Permettez, Franck Chaumont, que le pédé de banlieue, fils d’immigrés que je suis, qui côtoie au jour le jour des Maghrébins, des musulmans, des pédés, des gouines et qui parle ouvertement de sa sexualité, ne se considère pas comme une victime.

Je vous dénie le droit de parler à la place des autres, à ma place.

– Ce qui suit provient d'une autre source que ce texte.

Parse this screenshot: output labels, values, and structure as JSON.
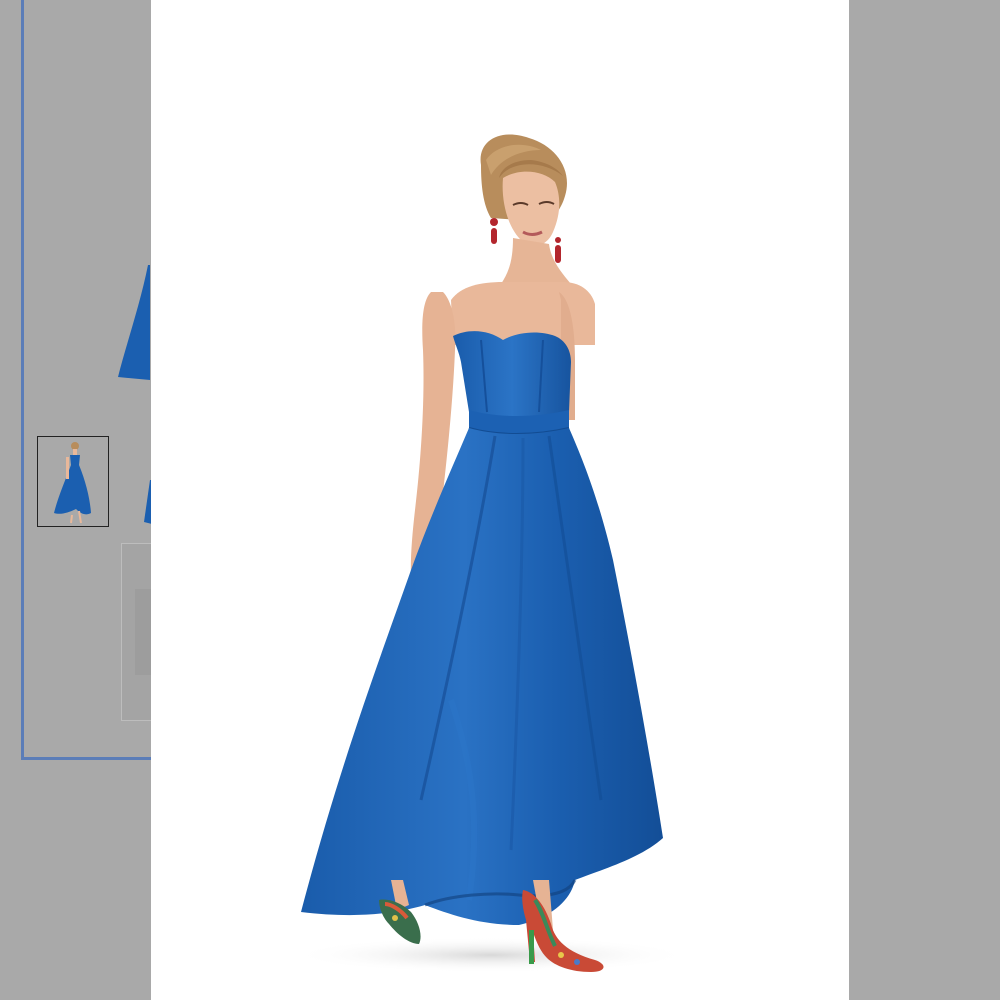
{
  "colors": {
    "overlay": "#a9a9a9",
    "frame_border": "#5b7db8",
    "lightbox_bg": "#ffffff",
    "dress": "#1b5fb0",
    "dress_shadow": "#124c93",
    "dress_highlight": "#2a72c4",
    "skin": "#e9b89a",
    "hair": "#b88d5c"
  },
  "icons": {
    "thumbnail": "dress-thumbnail-icon",
    "product": "blue-strapless-gown-image"
  }
}
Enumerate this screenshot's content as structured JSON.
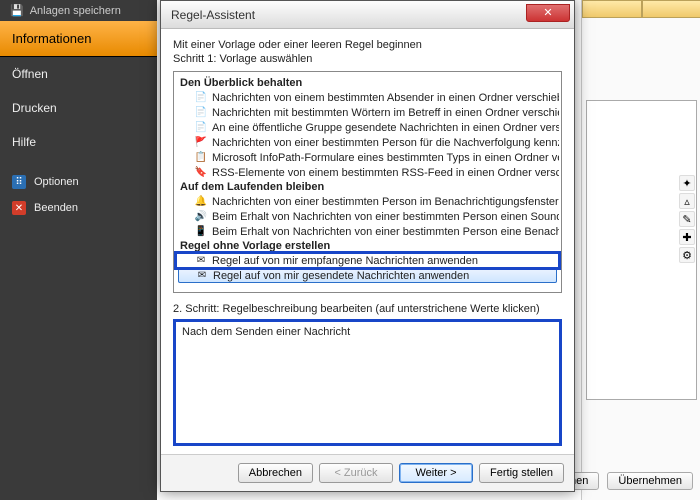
{
  "sidebar": {
    "top": "Anlagen speichern",
    "active": "Informationen",
    "items": [
      "Öffnen",
      "Drucken",
      "Hilfe"
    ],
    "subs": [
      {
        "icon": "grid",
        "label": "Optionen"
      },
      {
        "icon": "x",
        "label": "Beenden"
      }
    ]
  },
  "right": {
    "buttons": {
      "cancel": "brechen",
      "apply": "Übernehmen"
    }
  },
  "dialog": {
    "title": "Regel-Assistent",
    "intro1": "Mit einer Vorlage oder einer leeren Regel beginnen",
    "intro2": "Schritt 1: Vorlage auswählen",
    "categories": [
      {
        "label": "Den Überblick behalten",
        "templates": [
          {
            "icon": "📄",
            "label": "Nachrichten von einem bestimmten Absender in einen Ordner verschieben"
          },
          {
            "icon": "📄",
            "label": "Nachrichten mit bestimmten Wörtern im Betreff in einen Ordner verschieben"
          },
          {
            "icon": "📄",
            "label": "An eine öffentliche Gruppe gesendete Nachrichten in einen Ordner verschieben"
          },
          {
            "icon": "🚩",
            "label": "Nachrichten von einer bestimmten Person für die Nachverfolgung kennzeichnen"
          },
          {
            "icon": "📋",
            "label": "Microsoft InfoPath-Formulare eines bestimmten Typs in einen Ordner verschieben"
          },
          {
            "icon": "🔖",
            "label": "RSS-Elemente von einem bestimmten RSS-Feed in einen Ordner verschieben"
          }
        ]
      },
      {
        "label": "Auf dem Laufenden bleiben",
        "templates": [
          {
            "icon": "🔔",
            "label": "Nachrichten von einer bestimmten Person im Benachrichtigungsfenster für neue Elemente anzeigen"
          },
          {
            "icon": "🔊",
            "label": "Beim Erhalt von Nachrichten von einer bestimmten Person einen Sound wiedergeben"
          },
          {
            "icon": "📱",
            "label": "Beim Erhalt von Nachrichten von einer bestimmten Person eine Benachrichtigung senden"
          }
        ]
      },
      {
        "label": "Regel ohne Vorlage erstellen",
        "templates": [
          {
            "icon": "✉",
            "label": "Regel auf von mir empfangene Nachrichten anwenden",
            "boxed": true
          },
          {
            "icon": "✉",
            "label": "Regel auf von mir gesendete Nachrichten anwenden",
            "selected": true
          }
        ]
      }
    ],
    "step2label": "2. Schritt: Regelbeschreibung bearbeiten (auf unterstrichene Werte klicken)",
    "description": "Nach dem Senden einer Nachricht",
    "buttons": {
      "cancel": "Abbrechen",
      "back": "< Zurück",
      "next": "Weiter >",
      "finish": "Fertig stellen"
    }
  }
}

Permettez que je vous renvoie votre mixité sociale, qui est trop souvent bonne pour les pauvres, mais jamais d’actualité pour les élites.

 

Permettez-moi comme vous m’avez répondu au Centre Inter-LGBT d’être scandalisé, vous qui gagnez 2000 euros par mois, de bénéficier d’un logement social. Permettez-moi de vous suggérer de lutter pour le droit de vote de tous les immigrés à toutes les élections.

 

Et j’exhorte les gays et les lesbiennes des banlieues, des cités et d’ailleurs, à parler en leur nom, à se mobiliser et à ne pas se laisser passer au filtre de concepts républicains dévoyés et mythifiés. Les cités ghettos sont le gâteau que se partagent nos hommes politiques. Ne soyez pas la cerise sur le ghetto.